Di samping itu, pemerintah juga merencanakan pembangunan beberapa bendungan lain, yakni Beriwit dan Marangkayu di Kalimantan Timur, Ponre-Ponre di Sulawesi, Haekrit di Nusa Tenggara Timur, dan Kauliling di Nanggroe Aceh Darussalam. “Selain itu, pemerintah merencanakan pembangunan serupa, berupa Bendungan Upper Cisokan Pumped Storage di Jawa Barat dan Bendungan PLTA Asahan 3 di Sumatra Utara,” ujar pria kelahiran Kudus, 13 Agustus 1963 ini.

Menurut Bambang Kironoto, hasil penelitian terhadap waduk di dunia menunjukkan laju sedimentasinya sering kali lebih cepat dari yang direncanakan. Data statistik terhadap sebelas waduk di India dengan kapasitas lebih besar dari 1 km³ memperlihatkan hampir semua waduk terisi sedimen lebih cepat dari yang direncanakan, dengan rentang 130-1.650%.

Kejadian serupa terjadi pada waduk-waduk di Indonesia, seperti Waduk Pangsar Sudirman (Mrica), Saguling, dan Wonogiri. Waduk Wonogiri bahkan telah mendapat sorotan media massa akhir-akhir ini sehubungan dengan terjadinya sedimentasi waduk yang terlalu cepat. Waduk Wonogiri yang semula direncanakan mampu beroperasi selama 100 tahun, ternyata baru beroperasi selama 20 tahunan telah mengalami permasalahan. “Selama 22 tahun, dari tahun 1982 sampai 2004, laju sedimentasi Waduk Wonogiri rata-rata mencapai 7,5 juta m³ per tahun, jauh lebih besar dari yang direncanakan, yang diperkirakan 1,2 juta m³ per tahun,” urainya.
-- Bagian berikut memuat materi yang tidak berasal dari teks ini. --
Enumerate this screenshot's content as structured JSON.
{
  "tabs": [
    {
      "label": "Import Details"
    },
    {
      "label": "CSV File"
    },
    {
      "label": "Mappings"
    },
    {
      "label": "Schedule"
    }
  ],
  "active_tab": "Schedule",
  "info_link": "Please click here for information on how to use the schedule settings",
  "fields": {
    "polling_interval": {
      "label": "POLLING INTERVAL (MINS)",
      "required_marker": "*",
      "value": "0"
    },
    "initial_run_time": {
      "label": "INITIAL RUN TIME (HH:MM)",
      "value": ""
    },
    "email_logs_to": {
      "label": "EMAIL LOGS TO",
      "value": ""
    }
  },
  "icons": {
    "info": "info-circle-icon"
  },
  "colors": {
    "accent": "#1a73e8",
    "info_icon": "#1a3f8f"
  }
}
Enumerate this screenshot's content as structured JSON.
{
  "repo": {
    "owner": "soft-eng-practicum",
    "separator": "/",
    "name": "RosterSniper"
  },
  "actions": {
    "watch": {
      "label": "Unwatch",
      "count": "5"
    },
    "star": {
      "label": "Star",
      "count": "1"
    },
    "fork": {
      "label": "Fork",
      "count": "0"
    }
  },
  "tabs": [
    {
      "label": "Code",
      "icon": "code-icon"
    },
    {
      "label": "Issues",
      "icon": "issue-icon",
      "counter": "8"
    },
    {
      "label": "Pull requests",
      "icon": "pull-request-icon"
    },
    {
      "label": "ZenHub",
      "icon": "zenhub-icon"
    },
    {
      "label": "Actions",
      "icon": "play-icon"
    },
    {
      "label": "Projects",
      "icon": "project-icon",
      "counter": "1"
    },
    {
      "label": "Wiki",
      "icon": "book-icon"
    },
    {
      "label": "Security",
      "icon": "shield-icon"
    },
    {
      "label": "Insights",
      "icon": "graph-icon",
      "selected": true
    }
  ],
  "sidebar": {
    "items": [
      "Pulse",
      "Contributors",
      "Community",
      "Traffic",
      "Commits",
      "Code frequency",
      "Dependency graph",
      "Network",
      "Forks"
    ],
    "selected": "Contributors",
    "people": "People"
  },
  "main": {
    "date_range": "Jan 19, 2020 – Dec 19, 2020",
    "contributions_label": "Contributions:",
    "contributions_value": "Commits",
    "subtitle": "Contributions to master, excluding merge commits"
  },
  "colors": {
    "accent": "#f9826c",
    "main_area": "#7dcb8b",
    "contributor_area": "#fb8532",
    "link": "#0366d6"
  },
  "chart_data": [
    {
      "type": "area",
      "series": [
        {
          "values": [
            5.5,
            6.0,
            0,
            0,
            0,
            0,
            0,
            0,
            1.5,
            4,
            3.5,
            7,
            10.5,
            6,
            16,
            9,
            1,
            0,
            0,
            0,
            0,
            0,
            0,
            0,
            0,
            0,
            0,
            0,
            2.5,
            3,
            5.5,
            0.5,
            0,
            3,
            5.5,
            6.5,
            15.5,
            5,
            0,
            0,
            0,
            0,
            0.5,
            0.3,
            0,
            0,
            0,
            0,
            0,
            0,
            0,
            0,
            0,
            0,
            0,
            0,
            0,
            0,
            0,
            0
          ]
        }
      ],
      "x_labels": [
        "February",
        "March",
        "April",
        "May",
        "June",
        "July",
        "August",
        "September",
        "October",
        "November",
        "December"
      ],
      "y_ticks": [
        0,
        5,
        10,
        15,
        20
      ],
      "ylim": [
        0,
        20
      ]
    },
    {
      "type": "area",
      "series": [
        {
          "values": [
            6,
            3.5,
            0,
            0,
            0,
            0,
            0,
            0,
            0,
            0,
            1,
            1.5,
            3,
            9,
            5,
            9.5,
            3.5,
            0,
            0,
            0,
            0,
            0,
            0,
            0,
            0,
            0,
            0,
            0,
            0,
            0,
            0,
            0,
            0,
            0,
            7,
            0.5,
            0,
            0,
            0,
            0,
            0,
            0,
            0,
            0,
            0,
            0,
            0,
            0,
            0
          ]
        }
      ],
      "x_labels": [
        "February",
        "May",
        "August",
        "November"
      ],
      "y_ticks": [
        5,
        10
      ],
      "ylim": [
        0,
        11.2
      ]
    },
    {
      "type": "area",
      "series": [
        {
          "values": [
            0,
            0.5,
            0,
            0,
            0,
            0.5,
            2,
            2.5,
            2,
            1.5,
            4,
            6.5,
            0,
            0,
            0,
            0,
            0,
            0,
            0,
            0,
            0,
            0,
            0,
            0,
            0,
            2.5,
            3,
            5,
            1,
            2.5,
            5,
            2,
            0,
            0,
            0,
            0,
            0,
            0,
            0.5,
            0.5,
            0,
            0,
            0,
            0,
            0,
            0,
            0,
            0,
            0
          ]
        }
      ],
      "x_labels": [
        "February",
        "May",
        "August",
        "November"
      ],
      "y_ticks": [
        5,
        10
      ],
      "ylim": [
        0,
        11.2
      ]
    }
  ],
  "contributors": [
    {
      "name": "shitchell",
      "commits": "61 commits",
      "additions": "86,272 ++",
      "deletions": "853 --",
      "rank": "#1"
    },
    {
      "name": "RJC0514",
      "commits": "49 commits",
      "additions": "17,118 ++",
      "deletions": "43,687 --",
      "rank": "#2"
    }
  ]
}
Di samping faktor kegagalan kegiatan konservasi di daerah tangkapan air waduk, penyebab lain adalah ketidakakuratan prediksi sedimen dengan kenyataan terkait dengan ketidakcukupan data yang digunakan, baik karena perhitungan sedimen yang terlalu pendek atau memang karena kualitas yang kurang akurat. Dalam SNI 03-6737-2002 tentang metode perhitungan awal laju sedimentasi waduk di Indonesia disebutkan setidaknya dibutuhkan data sedimen minimal 10 tahun agar dapat mengestimasi dengan baik sedimen yang masuk ke dalam waduk.

Pengelolaan daerah tangkapan air, kata suami dr. Nunuk Sutiyati ini, sering kali dianjurkan sebagai cara terbaik untuk mengatasi permasalahan sedimentasi waduk. Penekanan laju erosi di daerah tangkapan waduk ini dapat dilakukan dengan teknik konservasi, baik secara mekanis maupun vegetatif, atau kombinasi dari keduanya.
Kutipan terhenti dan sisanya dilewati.